Another factor is farm size. Diersen notes that different aspects of farming are scale dependent. For example, things like land and machinery require a large initial output of capital, so over time, it’s more profitable to farm more land with bigger equipment to make it the most efficient.
“It’s a subtle difference, but it’s very real,” Diersen says.
Gilbert points out that there isn’t a sweet spot that correlates between the number of acres farmed or head of livestock fed and profitability.
“The most profitable farmers are trying to maximize what they have, with expenses or input costs in mind,” he says. “Sometimes, it doesn’t make sense to put on a fungicide or one more round of fertilizer. You have to look at the cost benefit of every input. We know that we can’t expect farmers to do the same thing and not make any money.”
Diversify for Success
Many farms today have turned to diversification to even out the peaks and valleys of the agriculture industry. Diersen says that there are definitely trade-offs associated with increased diversification.

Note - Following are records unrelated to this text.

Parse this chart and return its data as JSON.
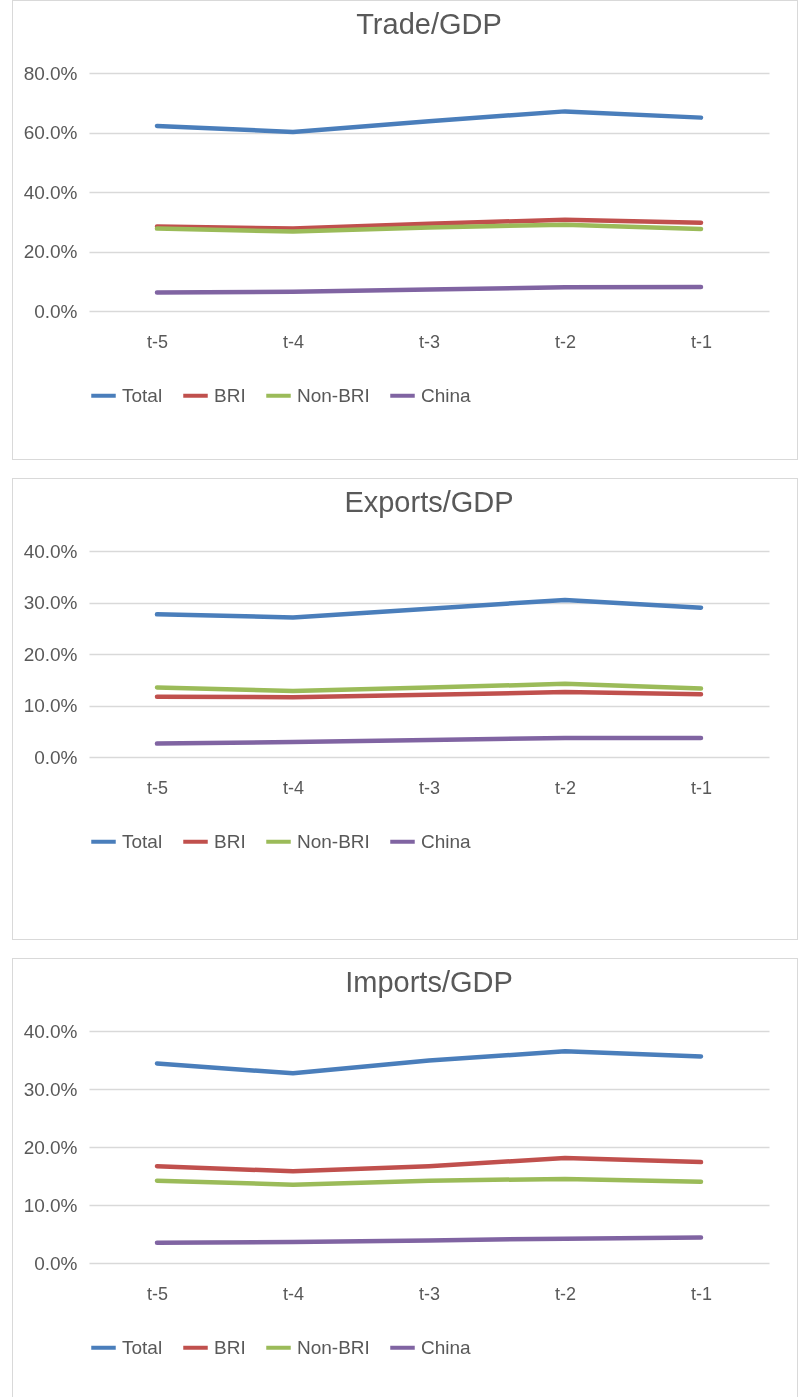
{
  "chart_data": [
    {
      "type": "line",
      "title": "Trade/GDP",
      "categories": [
        "t-5",
        "t-4",
        "t-3",
        "t-2",
        "t-1"
      ],
      "ylim": [
        0,
        80
      ],
      "yticks": [
        {
          "value": 0,
          "label": "0.0%"
        },
        {
          "value": 20,
          "label": "20.0%"
        },
        {
          "value": 40,
          "label": "40.0%"
        },
        {
          "value": 60,
          "label": "60.0%"
        },
        {
          "value": 80,
          "label": "80.0%"
        }
      ],
      "grid": "y",
      "legend": "bottom",
      "series": [
        {
          "name": "Total",
          "color": "#4a7ebb",
          "values": [
            62.2,
            60.2,
            63.8,
            67.1,
            65.0
          ]
        },
        {
          "name": "BRI",
          "color": "#c0504d",
          "values": [
            28.4,
            27.7,
            29.3,
            30.7,
            29.7
          ]
        },
        {
          "name": "Non-BRI",
          "color": "#9bbb59",
          "values": [
            27.7,
            26.7,
            28.1,
            29.0,
            27.6
          ]
        },
        {
          "name": "China",
          "color": "#8064a2",
          "values": [
            6.2,
            6.5,
            7.2,
            8.0,
            8.1
          ]
        }
      ]
    },
    {
      "type": "line",
      "title": "Exports/GDP",
      "categories": [
        "t-5",
        "t-4",
        "t-3",
        "t-2",
        "t-1"
      ],
      "ylim": [
        0,
        40
      ],
      "yticks": [
        {
          "value": 0,
          "label": "0.0%"
        },
        {
          "value": 10,
          "label": "10.0%"
        },
        {
          "value": 20,
          "label": "20.0%"
        },
        {
          "value": 30,
          "label": "30.0%"
        },
        {
          "value": 40,
          "label": "40.0%"
        }
      ],
      "grid": "y",
      "legend": "bottom",
      "series": [
        {
          "name": "Total",
          "color": "#4a7ebb",
          "values": [
            27.7,
            27.1,
            28.8,
            30.5,
            29.0
          ]
        },
        {
          "name": "BRI",
          "color": "#c0504d",
          "values": [
            11.7,
            11.6,
            12.1,
            12.6,
            12.2
          ]
        },
        {
          "name": "Non-BRI",
          "color": "#9bbb59",
          "values": [
            13.5,
            12.8,
            13.5,
            14.2,
            13.3
          ]
        },
        {
          "name": "China",
          "color": "#8064a2",
          "values": [
            2.6,
            2.9,
            3.3,
            3.7,
            3.7
          ]
        }
      ]
    },
    {
      "type": "line",
      "title": "Imports/GDP",
      "categories": [
        "t-5",
        "t-4",
        "t-3",
        "t-2",
        "t-1"
      ],
      "ylim": [
        0,
        40
      ],
      "yticks": [
        {
          "value": 0,
          "label": "0.0%"
        },
        {
          "value": 10,
          "label": "10.0%"
        },
        {
          "value": 20,
          "label": "20.0%"
        },
        {
          "value": 30,
          "label": "30.0%"
        },
        {
          "value": 40,
          "label": "40.0%"
        }
      ],
      "grid": "y",
      "legend": "bottom",
      "series": [
        {
          "name": "Total",
          "color": "#4a7ebb",
          "values": [
            34.4,
            32.7,
            34.9,
            36.5,
            35.6
          ]
        },
        {
          "name": "BRI",
          "color": "#c0504d",
          "values": [
            16.7,
            15.8,
            16.7,
            18.1,
            17.4
          ]
        },
        {
          "name": "Non-BRI",
          "color": "#9bbb59",
          "values": [
            14.2,
            13.5,
            14.2,
            14.5,
            14.0
          ]
        },
        {
          "name": "China",
          "color": "#8064a2",
          "values": [
            3.5,
            3.6,
            3.9,
            4.2,
            4.4
          ]
        }
      ]
    }
  ]
}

“If you go back 10 to 20 years in South Dakota, a typical farm would’ve been more diversified than you see today,” Diersen says. “There was a push of corn and soybeans predominantly, because of their profitability, and doing so intensively.”

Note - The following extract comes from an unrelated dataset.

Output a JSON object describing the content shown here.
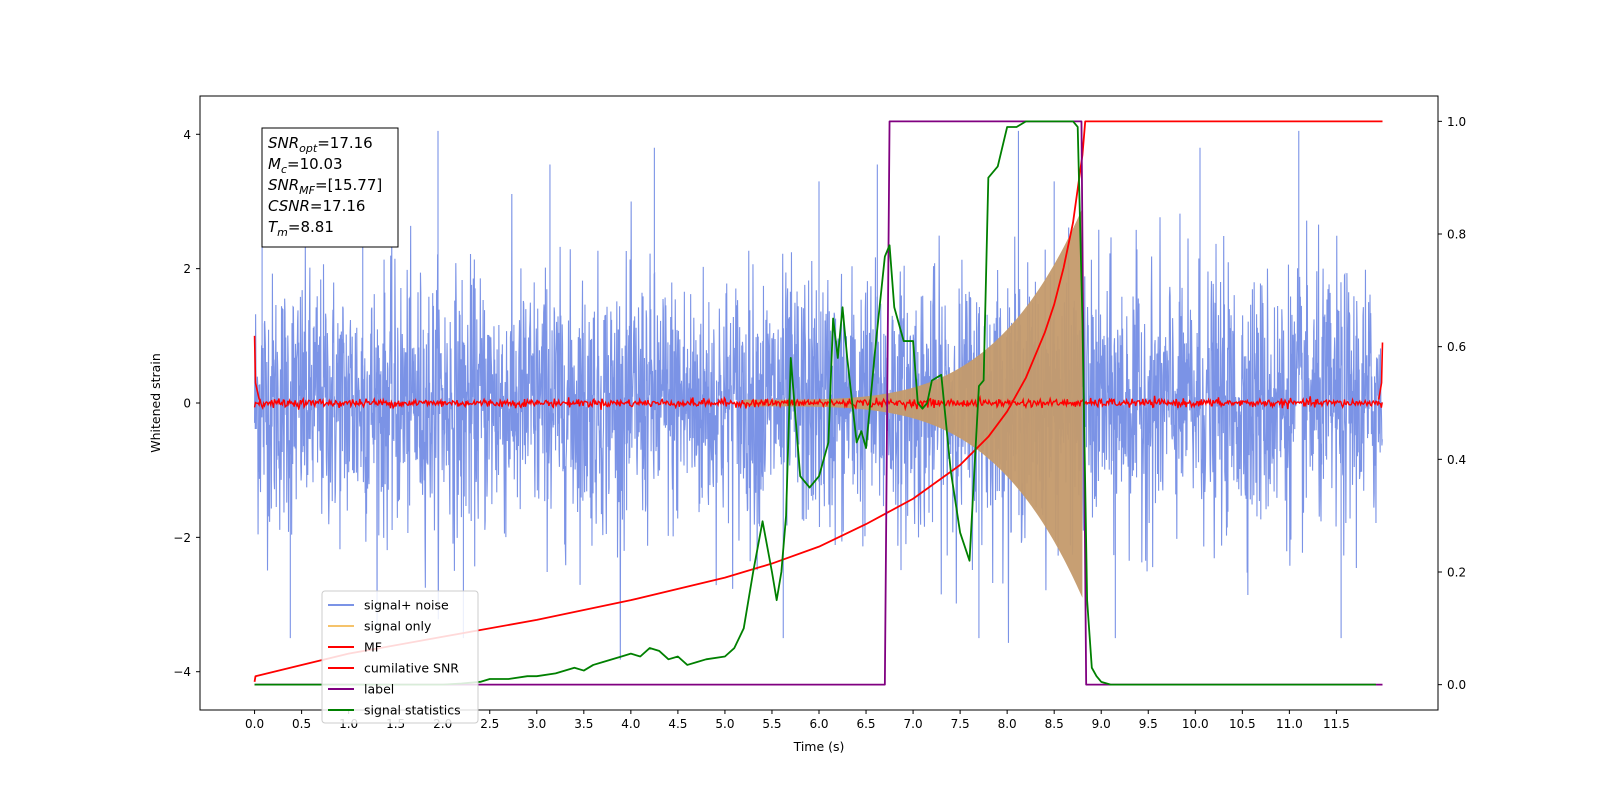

The push to farming a narrow number of crops resulted in many farmers discontinuing a hog, feedlot or dairy operation. Since then, the industry has swung back to adding more diversification, but Diersen says that may not be the best approach.
“There is always a trade-off in terms of concentrating on a cropping system and doing it really well and large scale,” Diersen adds. “Those additional income streams can be beneficial, but they have to be profitable, as well.”
“Diversification is the key to success,” Gilbert says. “Some have gotten away from that in the past, because they were so wildly profitable in the grain sector, but most banks are good with livestock.”
What’s the Answer?
For some farmers, they may already be farming as efficiently as possible and still having trouble. Diersen says if that is the case, it’s time to branch out and look in different directions.
“If you’re reliant on the sale of collateral, such as real estate or machinery, to repay loans, that’s not good,” Gilbert says. “But if you can show positive cash flow, even with a thin equity margin, a lot of banks are willing to take a look at that.”
“Could you start a small feedlot that would help reduce fertilizer expense by providing manure for added nutrients on your crops?” Diersen postulates. “I’ve heard several times in other parts of the Midwest that that set up could work, if it’s profitable on its own.”
Diersen says the goal is to lower the total cost of production in any way possible. Gilbert adds that expense control is critical, and it has to be done without emotion.
“If you know your break even, don’t be worried about pulling the trigger when profit presents itself,” Gilbert says.
“By getting a lower break even, you can improve profitability,” he says. “There are a lot of moving parts, though, and you do have to have capital up front to add a small livestock operation.”
Having the capital up front can be a challenge for some farmers, Diersen says, especially if their current working capital has been stressed so they don’t have any extra or even enough to borrow more.
If access to capital is an issue and borrowing is not an option, Gilbert points out that there are several programs available to help farmers, such as EQIP, the Department of Natural Resources, Farm Service Agency, and other government programs.
“Most banks are willing to take a look at that and help their borrowers out,” Gilbert adds.